Container driver mode nodes and host driver mode nodes can run together under a single RBLNClusterPolicy. Even when driver.enabled=true is set, the operator detects each node's state individually and works in the appropriate mode for that node.

  1. The driver DaemonSet starts on the node.
  2. The Driver Manager initContainer runs chroot /host rbln-smi --version to check the driver installed on the host.
  3. If the check succeeds, Driver Manager adds the rebellions.ai/npu.deploy.driver=pre-installed label to the node and exits without performing container-based driver installation. The host driver is left in place.
  4. The same detection logic continues to apply on subsequent reconciles, and the overall behavior remains idempotent.
  5. All other components managed by the operator deploy and run normally using the kernel module installed on the host.

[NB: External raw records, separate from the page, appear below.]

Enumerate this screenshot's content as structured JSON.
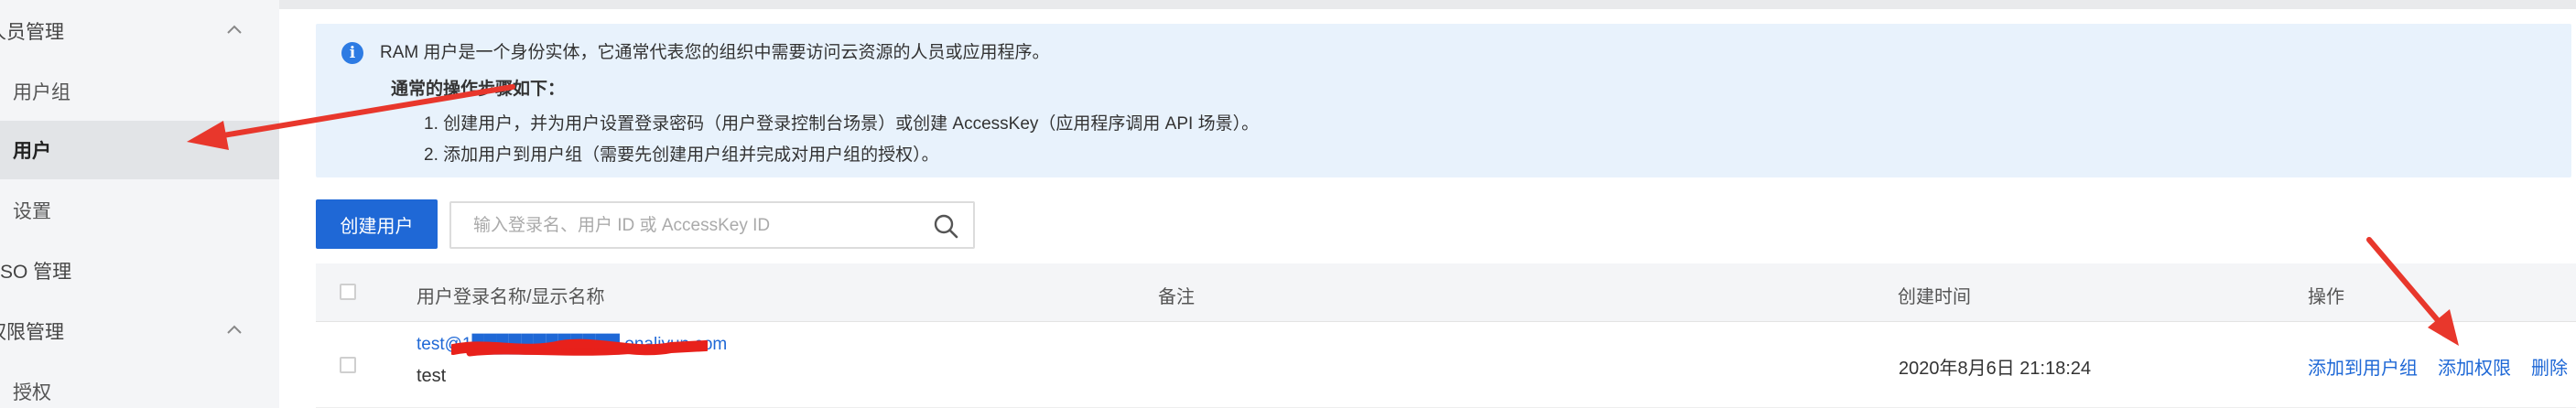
{
  "sidebar": {
    "groups": [
      {
        "label": "人员管理"
      },
      {
        "label": "权限管理"
      }
    ],
    "items": [
      {
        "label": "用户组"
      },
      {
        "label": "用户"
      },
      {
        "label": "设置"
      },
      {
        "label": "SSO 管理"
      },
      {
        "label": "授权"
      }
    ]
  },
  "notice": {
    "intro": "RAM 用户是一个身份实体，它通常代表您的组织中需要访问云资源的人员或应用程序。",
    "steps_title": "通常的操作步骤如下：",
    "steps": [
      "1. 创建用户，并为用户设置登录密码（用户登录控制台场景）或创建 AccessKey（应用程序调用 API 场景）。",
      "2. 添加用户到用户组（需要先创建用户组并完成对用户组的授权）。"
    ]
  },
  "toolbar": {
    "create_label": "创建用户",
    "search_placeholder": "输入登录名、用户 ID 或 AccessKey ID"
  },
  "table": {
    "columns": [
      "用户登录名称/显示名称",
      "备注",
      "创建时间",
      "操作"
    ],
    "rows": [
      {
        "login_name": "test@1████████████.onaliyun.com",
        "display_name": "test",
        "remark": "",
        "created": "2020年8月6日 21:18:24",
        "actions": [
          "添加到用户组",
          "添加权限",
          "删除"
        ]
      }
    ]
  },
  "colors": {
    "primary": "#1f68d6",
    "notice_bg": "#e8f2fc",
    "annotation": "#e8372c",
    "redaction": "#e8211b"
  }
}
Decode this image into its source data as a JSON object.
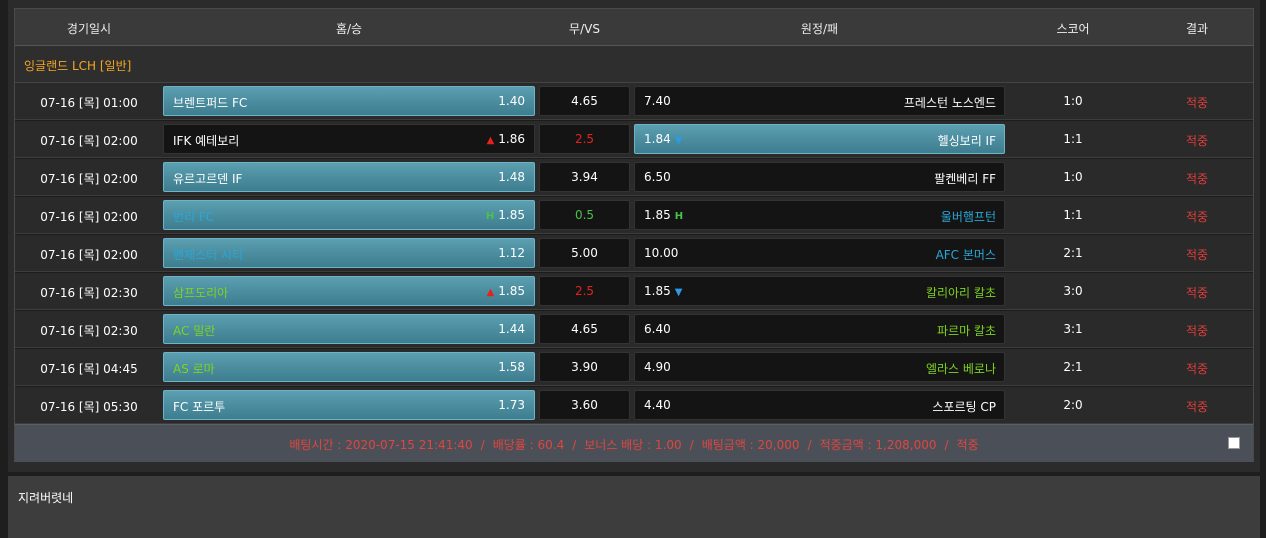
{
  "headers": {
    "date": "경기일시",
    "home": "홈/승",
    "draw": "무/VS",
    "away": "원정/패",
    "score": "스코어",
    "result": "결과"
  },
  "league": "잉글랜드 LCH [일반]",
  "rows": [
    {
      "date": "07-16 [목] 01:00",
      "home": "브렌트퍼드 FC",
      "home_odd": "1.40",
      "draw_odd": "4.65",
      "away_odd": "7.40",
      "away": "프레스턴 노스엔드",
      "score": "1:0",
      "result": "적중",
      "selected": "home",
      "home_color": "#ffffff",
      "away_color": "#ffffff"
    },
    {
      "date": "07-16 [목] 02:00",
      "home": "IFK 예테보리",
      "home_odd": "1.86",
      "draw_odd": "2.5",
      "away_odd": "1.84",
      "away": "헬싱보리 IF",
      "score": "1:1",
      "result": "적중",
      "selected": "away",
      "home_mark": "up",
      "away_mark": "down",
      "draw_color": "#e5211d",
      "home_color": "#ffffff",
      "away_color": "#ffffff"
    },
    {
      "date": "07-16 [목] 02:00",
      "home": "유르고르덴 IF",
      "home_odd": "1.48",
      "draw_odd": "3.94",
      "away_odd": "6.50",
      "away": "팔켄베리 FF",
      "score": "1:0",
      "result": "적중",
      "selected": "home",
      "home_color": "#ffffff",
      "away_color": "#ffffff"
    },
    {
      "date": "07-16 [목] 02:00",
      "home": "번리 FC",
      "home_odd": "1.85",
      "draw_odd": "0.5",
      "away_odd": "1.85",
      "away": "울버햄프턴",
      "score": "1:1",
      "result": "적중",
      "selected": "home",
      "home_mark": "H",
      "away_mark": "H",
      "draw_color": "#49c24a",
      "home_color": "#2ba6d6",
      "away_color": "#2ba6d6"
    },
    {
      "date": "07-16 [목] 02:00",
      "home": "맨체스터 시티",
      "home_odd": "1.12",
      "draw_odd": "5.00",
      "away_odd": "10.00",
      "away": "AFC 본머스",
      "score": "2:1",
      "result": "적중",
      "selected": "home",
      "home_color": "#2ba6d6",
      "away_color": "#2ba6d6"
    },
    {
      "date": "07-16 [목] 02:30",
      "home": "삼프도리아",
      "home_odd": "1.85",
      "draw_odd": "2.5",
      "away_odd": "1.85",
      "away": "칼리아리 칼초",
      "score": "3:0",
      "result": "적중",
      "selected": "home",
      "home_mark": "up",
      "away_mark": "down",
      "draw_color": "#e5211d",
      "home_color": "#7ed321",
      "away_color": "#7ed321"
    },
    {
      "date": "07-16 [목] 02:30",
      "home": "AC 밀란",
      "home_odd": "1.44",
      "draw_odd": "4.65",
      "away_odd": "6.40",
      "away": "파르마 칼초",
      "score": "3:1",
      "result": "적중",
      "selected": "home",
      "home_color": "#7ed321",
      "away_color": "#7ed321"
    },
    {
      "date": "07-16 [목] 04:45",
      "home": "AS 로마",
      "home_odd": "1.58",
      "draw_odd": "3.90",
      "away_odd": "4.90",
      "away": "엘라스 베로나",
      "score": "2:1",
      "result": "적중",
      "selected": "home",
      "home_color": "#7ed321",
      "away_color": "#7ed321"
    },
    {
      "date": "07-16 [목] 05:30",
      "home": "FC 포르투",
      "home_odd": "1.73",
      "draw_odd": "3.60",
      "away_odd": "4.40",
      "away": "스포르팅 CP",
      "score": "2:0",
      "result": "적중",
      "selected": "home",
      "home_color": "#ffffff",
      "away_color": "#ffffff"
    }
  ],
  "footer": {
    "bet_time": "배팅시간 : 2020-07-15 21:41:40",
    "odds": "배당률 : 60.4",
    "bonus": "보너스 배당 : 1.00",
    "amount": "배팅금액 : 20,000",
    "win_amount": "적중금액 : 1,208,000",
    "status": "적중"
  },
  "comment": "지려버렷네",
  "colors": {
    "result": "#e23d3a",
    "league": "#f5a623",
    "selected": "#4f93a5"
  }
}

This automatic detection feature supports the following two common scenarios:

  • Driver installation methods can be mixed across nodes and still operate normally. Some nodes can have drivers installed directly on the host, while other nodes can use the container driver. The operator automatically selects the appropriate installation method for each node, so no separate node configuration is required.
  • Switching a node to host driver mode after installation is straightforward. Install the kernel driver on the host and restart the driver pod. The driver pod detects the host driver and automatically stops the container installation.

For clusters where every node uses a driver installed directly on the host, prefer driver.enabled=false.

Verifying which mode is active per node

After install, check which mode each node is using:

$ kubectl get nodes -L rebellions.ai/npu.deploy.driver
  • If the value is true, the container driver managed by the operator is active on the node.
  • If the value is pre-installed, the operator detected that a driver already exists on the host, so it skips installation through the container driver.